Study on the performance of micro/nano-aeration and submerged plants against exogenous pollution

Abstract

Exogenous pollution contributes to river eutrophication and sediment deterioration, posing a global challenge. Traditional solutions, such as artificial aeration and submerged plants, often face efficiency and adaptability limitations. Micro/nano aeration (MA) technology, generating bubbles smaller than 1 μm with higher oxygen transfer efficiency than conventional aeration, has emerged as a promising alternative. In addition, this technology has been demonstrated to promote plant growth and increase microbial abundance. This study integrated MA with submerged plants to enhance pollutant interception and sediment restoration. High-frequency MA (1 h aeration every 2 days) facilitated rapid water quality stabilization, achieving stability within 20 days in L-MA1 and 34 days in H-MA1. During the stable period, the average removal efficiencies of COD, NH₄⁺-N, and TP were 51.83 %, 86.02 %, and 40.36 % in L-MA1, and 56.37 %, 92.74 %, and 57.54 % in H-MA1, respectively. These removal efficiencies were consistently higher than those observed in the control and conventional aeration groups. MA also reduced sediment OM, TN, and TP by over 50 %. The findings of the plant experiments demonstrated that Vallisneria natans and Elodea nuttallii exhibited robust growth in the MA input, with biomass levels being twice as high as those observed in CK group, standard nitrogen metabolism, and a certain degree of antioxidant capacity.

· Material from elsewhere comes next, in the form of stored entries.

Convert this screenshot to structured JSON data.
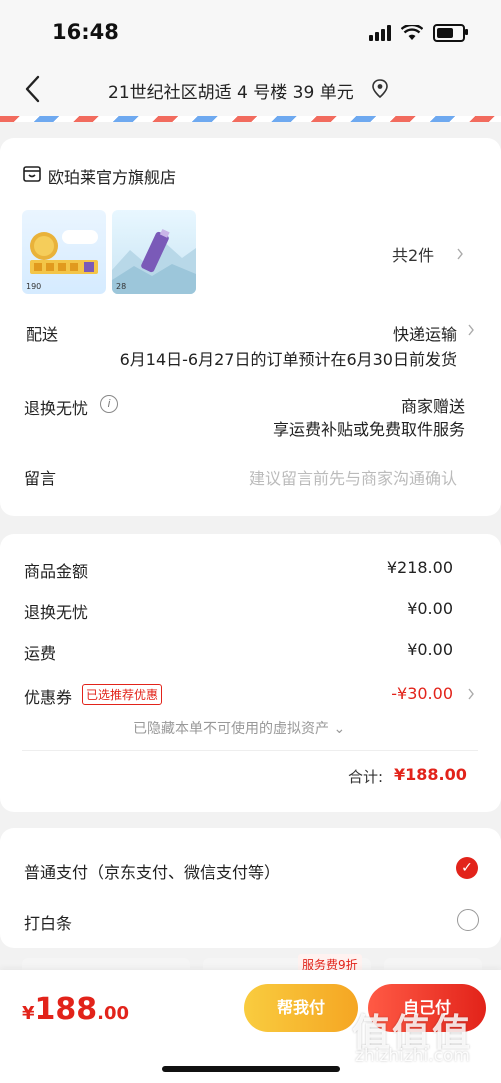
{
  "status_bar": {
    "time": "16:48"
  },
  "header": {
    "address": "21世纪社区胡适 4 号楼 39 单元"
  },
  "store": {
    "name": "欧珀莱官方旗舰店",
    "item_count": "共2件",
    "products": [
      {
        "thumb_label": "190"
      },
      {
        "thumb_label": "28"
      }
    ]
  },
  "delivery": {
    "label": "配送",
    "method": "快递运输",
    "eta": "6月14日-6月27日的订单预计在6月30日前发货"
  },
  "return_service": {
    "label": "退换无忧",
    "value": "商家赠送",
    "desc": "享运费补贴或免费取件服务"
  },
  "message": {
    "label": "留言",
    "placeholder": "建议留言前先与商家沟通确认"
  },
  "summary": {
    "goods_label": "商品金额",
    "goods_value": "¥218.00",
    "return_label": "退换无忧",
    "return_value": "¥0.00",
    "shipping_label": "运费",
    "shipping_value": "¥0.00",
    "coupon_label": "优惠券",
    "coupon_tag": "已选推荐优惠",
    "coupon_value": "-¥30.00",
    "hidden_assets": "已隐藏本单不可使用的虚拟资产 ⌄",
    "total_label": "合计:",
    "total_value": "¥188.00"
  },
  "payment": {
    "option_normal": "普通支付（京东支付、微信支付等）",
    "option_baitiao": "打白条",
    "fee_badge": "服务费9折"
  },
  "bottom": {
    "price_currency": "¥",
    "price_int": "188",
    "price_dec": ".00",
    "friend_pay": "帮我付",
    "self_pay": "自己付"
  },
  "watermark": {
    "text": "值值值",
    "url": "zhizhizhi.com"
  },
  "colors": {
    "accent": "#e2231a",
    "friend_btn": "#f5a623"
  }
}
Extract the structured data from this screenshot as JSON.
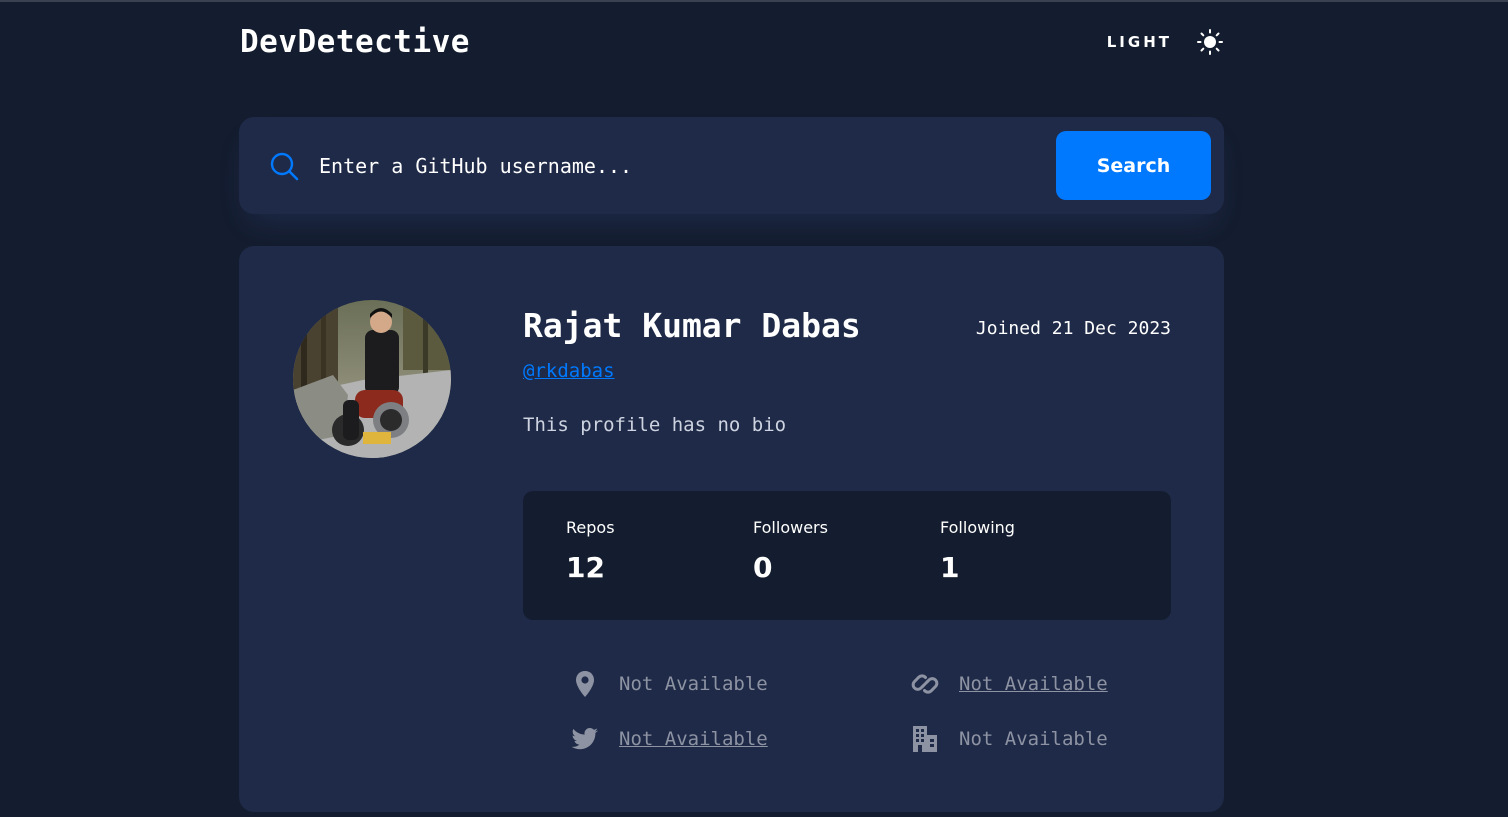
{
  "app": {
    "title": "DevDetective",
    "mode_label": "LIGHT",
    "mode_icon": "sun-icon"
  },
  "search": {
    "placeholder": "Enter a GitHub username...",
    "value": "",
    "button_label": "Search",
    "icon": "search-icon"
  },
  "profile": {
    "name": "Rajat Kumar Dabas",
    "joined": "Joined 21 Dec 2023",
    "username": "@rkdabas",
    "bio": "This profile has no bio",
    "stats": {
      "repos_label": "Repos",
      "repos_value": "12",
      "followers_label": "Followers",
      "followers_value": "0",
      "following_label": "Following",
      "following_value": "1"
    },
    "links": {
      "location": "Not Available",
      "blog": "Not Available",
      "twitter": "Not Available",
      "company": "Not Available"
    }
  },
  "colors": {
    "background": "#141d2f",
    "card": "#1e2a47",
    "accent": "#0079ff",
    "muted_text": "#8d93a3"
  }
}
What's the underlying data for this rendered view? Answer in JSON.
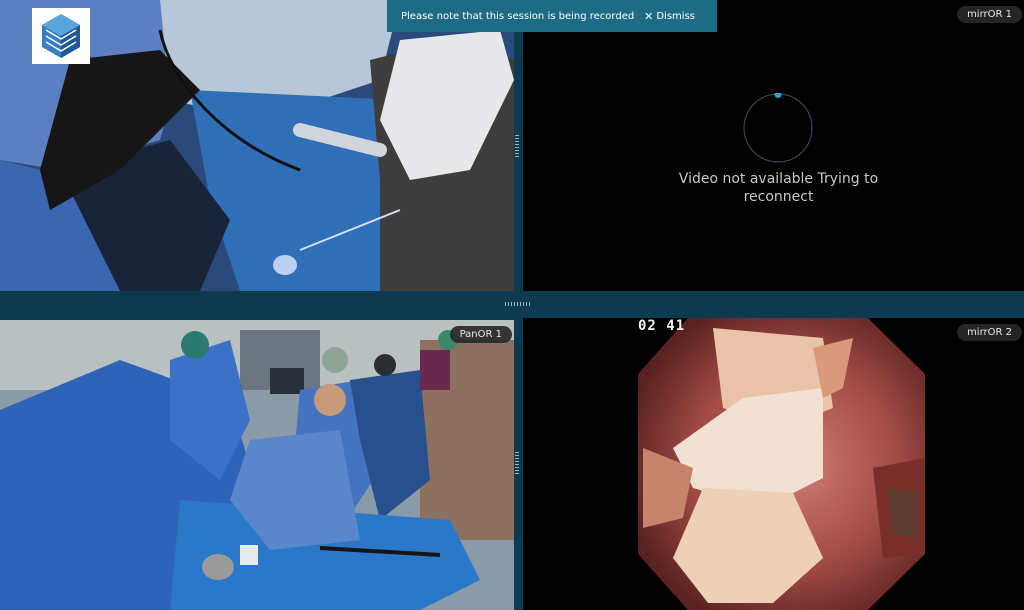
{
  "banner": {
    "message": "Please note that this session is being recorded",
    "dismiss_label": "Dismiss",
    "dismiss_icon": "close-icon"
  },
  "feeds": {
    "top_left": {
      "name": ""
    },
    "top_right": {
      "name": "mirrOR 1",
      "status_line1": "Video not available Trying to",
      "status_line2": "reconnect"
    },
    "bottom_left": {
      "name": "PanOR 1"
    },
    "bottom_right": {
      "name": "mirrOR 2",
      "timer": "02 41"
    }
  },
  "colors": {
    "background": "#0d3a4e",
    "banner": "#1e6b85",
    "spinner_accent": "#2a9fd0",
    "label_pill": "#282828"
  },
  "icons": [
    "logo-icon",
    "close-icon",
    "loading-spinner-icon",
    "resize-handle-icon"
  ]
}
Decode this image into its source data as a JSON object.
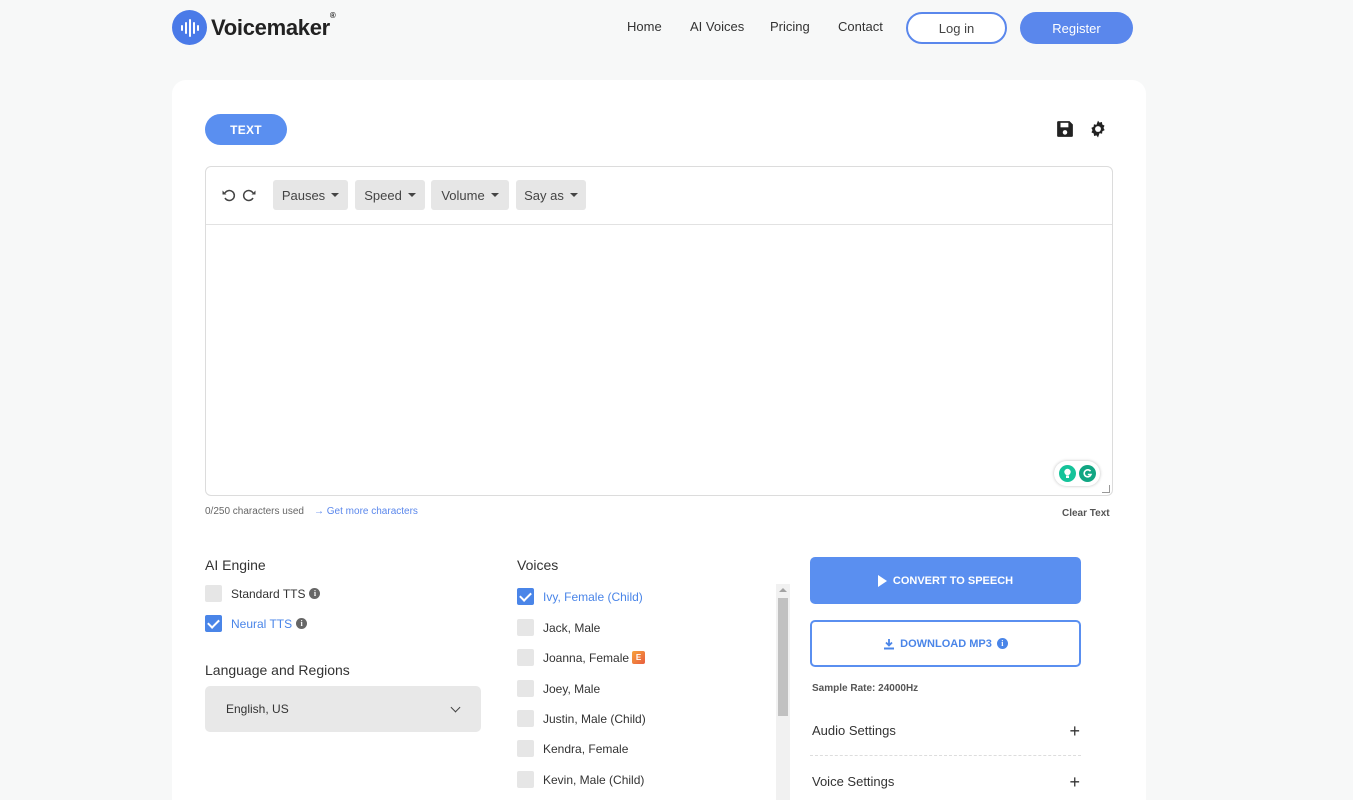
{
  "brand": {
    "name": "Voicemaker",
    "mark": "®",
    "color": "#4a7ae8"
  },
  "nav": {
    "links": [
      "Home",
      "AI Voices",
      "Pricing",
      "Contact"
    ],
    "login": "Log in",
    "register": "Register"
  },
  "editor": {
    "tab": "TEXT",
    "toolbar": {
      "pauses": "Pauses",
      "speed": "Speed",
      "volume": "Volume",
      "say_as": "Say as"
    },
    "text": "",
    "chars_used": "0/250 characters used",
    "get_more": "→ Get more characters",
    "clear": "Clear Text"
  },
  "engine": {
    "title": "AI Engine",
    "options": [
      {
        "label": "Standard TTS",
        "checked": false
      },
      {
        "label": "Neural TTS",
        "checked": true
      }
    ]
  },
  "language": {
    "title": "Language and Regions",
    "selected": "English, US"
  },
  "voices": {
    "title": "Voices",
    "items": [
      {
        "label": "Ivy, Female (Child)",
        "checked": true
      },
      {
        "label": "Jack, Male",
        "checked": false
      },
      {
        "label": "Joanna, Female",
        "checked": false,
        "badge": "E"
      },
      {
        "label": "Joey, Male",
        "checked": false
      },
      {
        "label": "Justin, Male (Child)",
        "checked": false
      },
      {
        "label": "Kendra, Female",
        "checked": false
      },
      {
        "label": "Kevin, Male (Child)",
        "checked": false
      }
    ]
  },
  "actions": {
    "convert": "CONVERT TO SPEECH",
    "download": "DOWNLOAD MP3",
    "sample_rate": "Sample Rate: 24000Hz",
    "audio_settings": "Audio Settings",
    "voice_settings": "Voice Settings",
    "accent_color": "#5a8ff0"
  }
}
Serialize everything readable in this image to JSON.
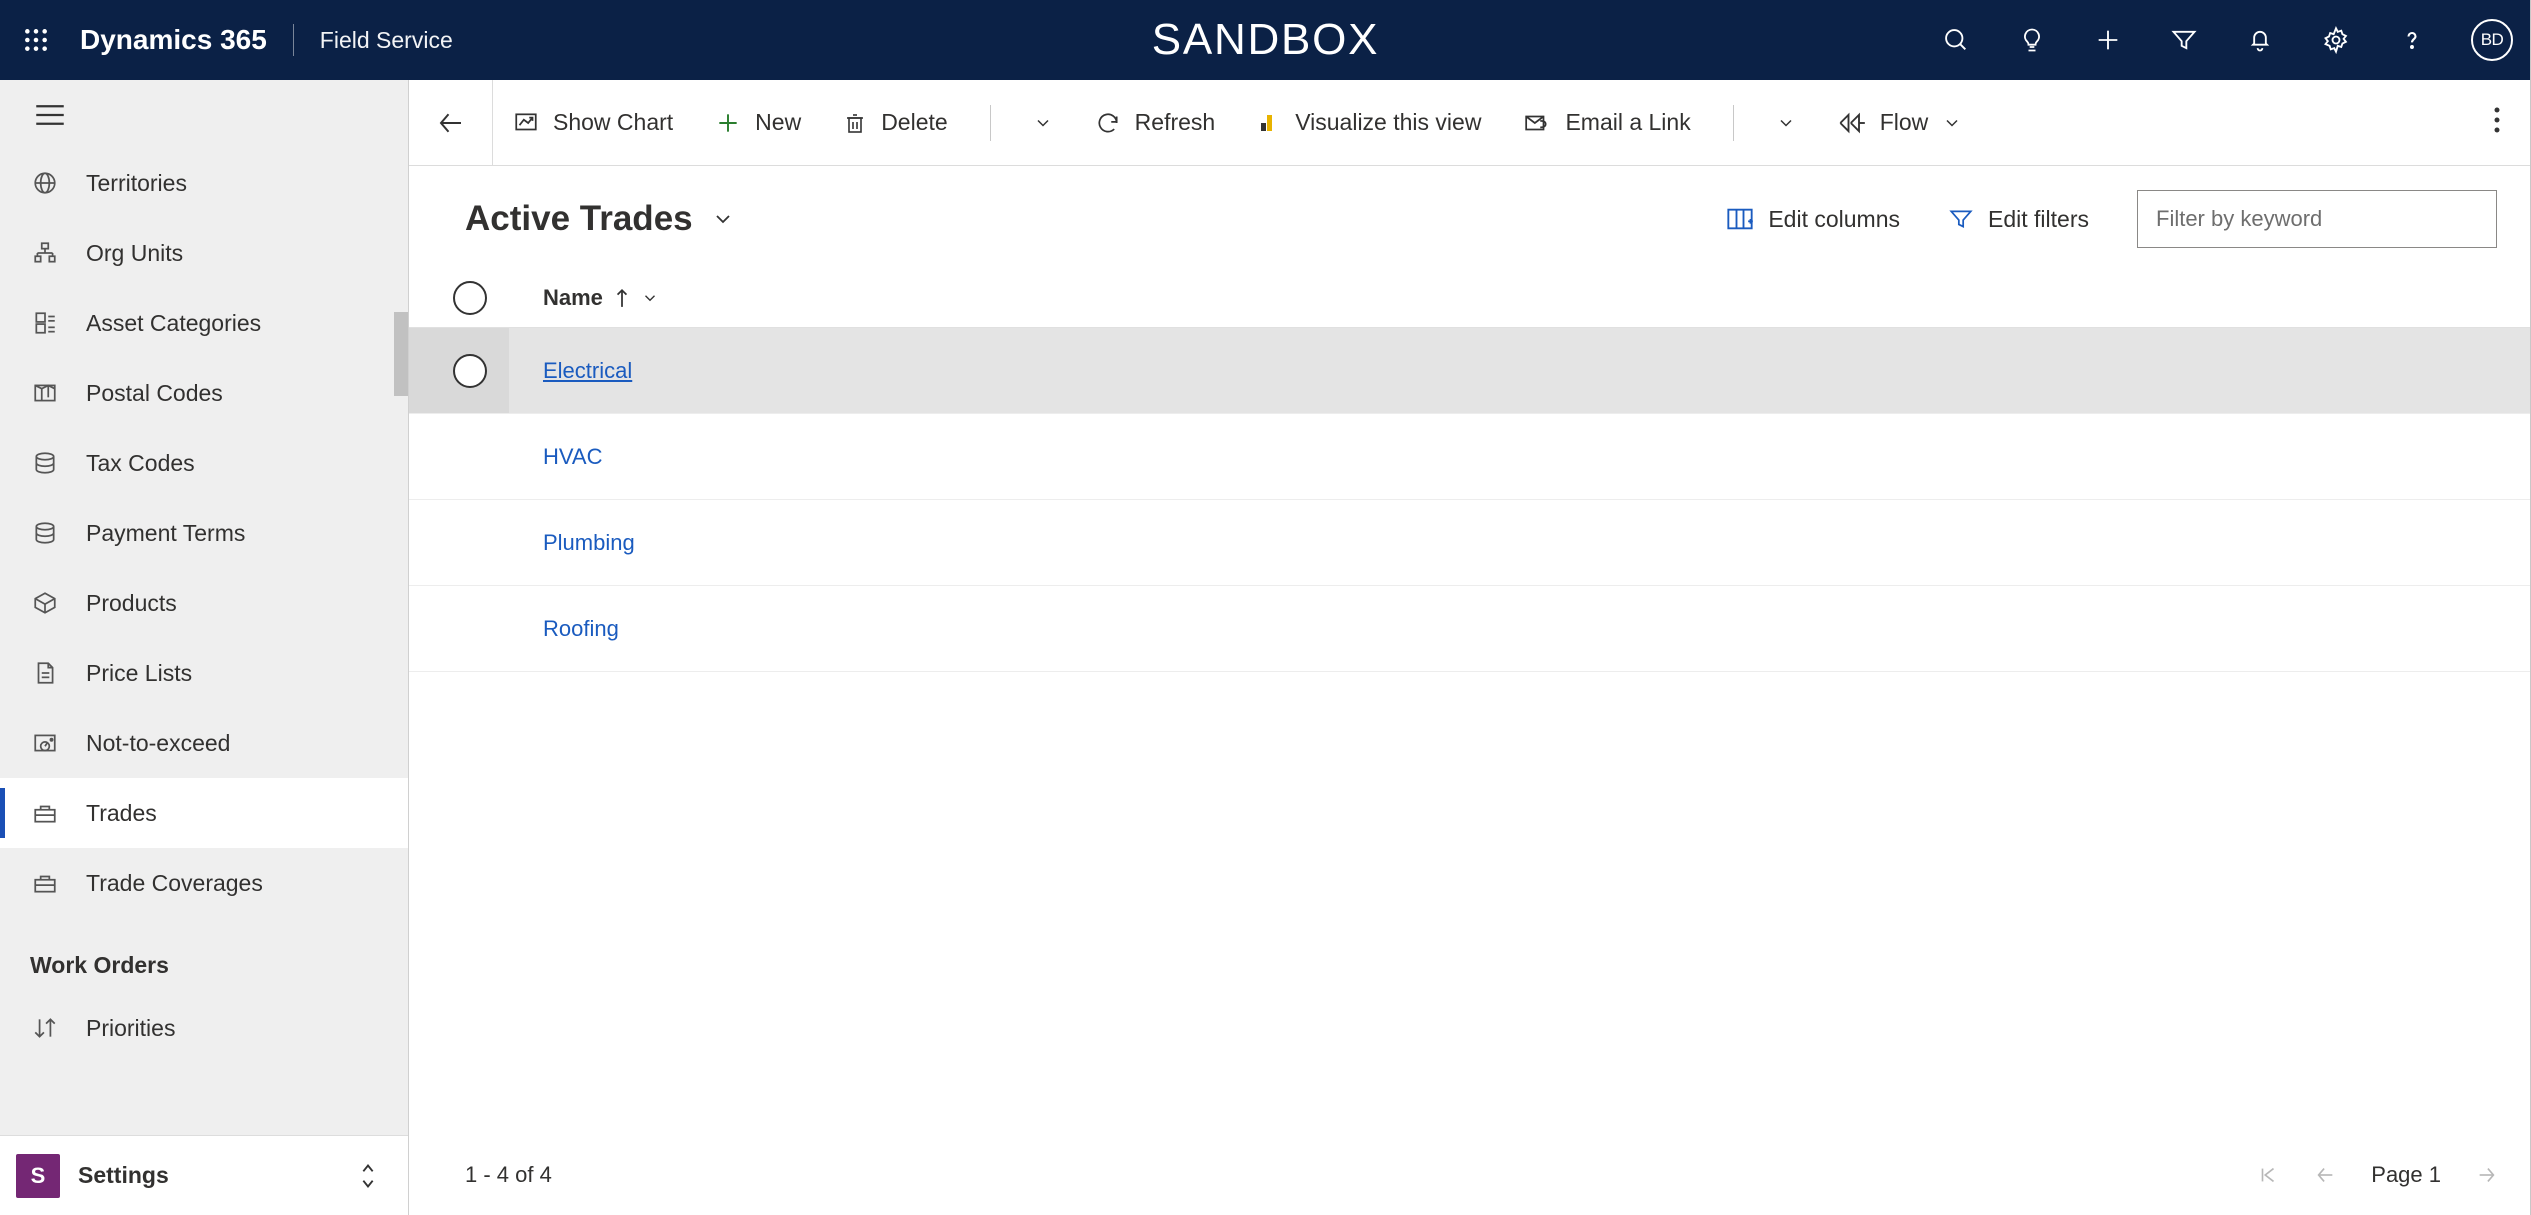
{
  "header": {
    "app": "Dynamics 365",
    "module": "Field Service",
    "environment": "SANDBOX",
    "avatar_initials": "BD"
  },
  "sidebar": {
    "items": [
      {
        "label": "Territories",
        "icon": "globe"
      },
      {
        "label": "Org Units",
        "icon": "org"
      },
      {
        "label": "Asset Categories",
        "icon": "assetcat"
      },
      {
        "label": "Postal Codes",
        "icon": "map"
      },
      {
        "label": "Tax Codes",
        "icon": "stack"
      },
      {
        "label": "Payment Terms",
        "icon": "stack"
      },
      {
        "label": "Products",
        "icon": "box"
      },
      {
        "label": "Price Lists",
        "icon": "doc"
      },
      {
        "label": "Not-to-exceed",
        "icon": "gauge"
      },
      {
        "label": "Trades",
        "icon": "toolbox",
        "selected": true
      },
      {
        "label": "Trade Coverages",
        "icon": "toolbox"
      }
    ],
    "section2": "Work Orders",
    "items2": [
      {
        "label": "Priorities",
        "icon": "sort"
      }
    ],
    "area": {
      "badge": "S",
      "label": "Settings"
    }
  },
  "commands": {
    "show_chart": "Show Chart",
    "new": "New",
    "delete": "Delete",
    "refresh": "Refresh",
    "visualize": "Visualize this view",
    "email": "Email a Link",
    "flow": "Flow"
  },
  "view": {
    "title": "Active Trades",
    "edit_columns": "Edit columns",
    "edit_filters": "Edit filters",
    "filter_placeholder": "Filter by keyword"
  },
  "grid": {
    "column": "Name",
    "rows": [
      {
        "name": "Electrical",
        "hover": true
      },
      {
        "name": "HVAC"
      },
      {
        "name": "Plumbing"
      },
      {
        "name": "Roofing"
      }
    ],
    "count_label": "1 - 4 of 4",
    "page_label": "Page 1"
  }
}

Furthermore, MA altered microbial communities, increasing Chloroflexi while reducing Proteobacteria and Bacteroidota. Pseudomonas, a key heterotrophic nitrification-aerobic denitrification bacterium, facilitated simultaneous NH₄⁺-N and NO₃⁻-N removal. These findings suggest that MA, combined with submerged plants, provides an efficient approach for exogenous pollution control and sediment restoration.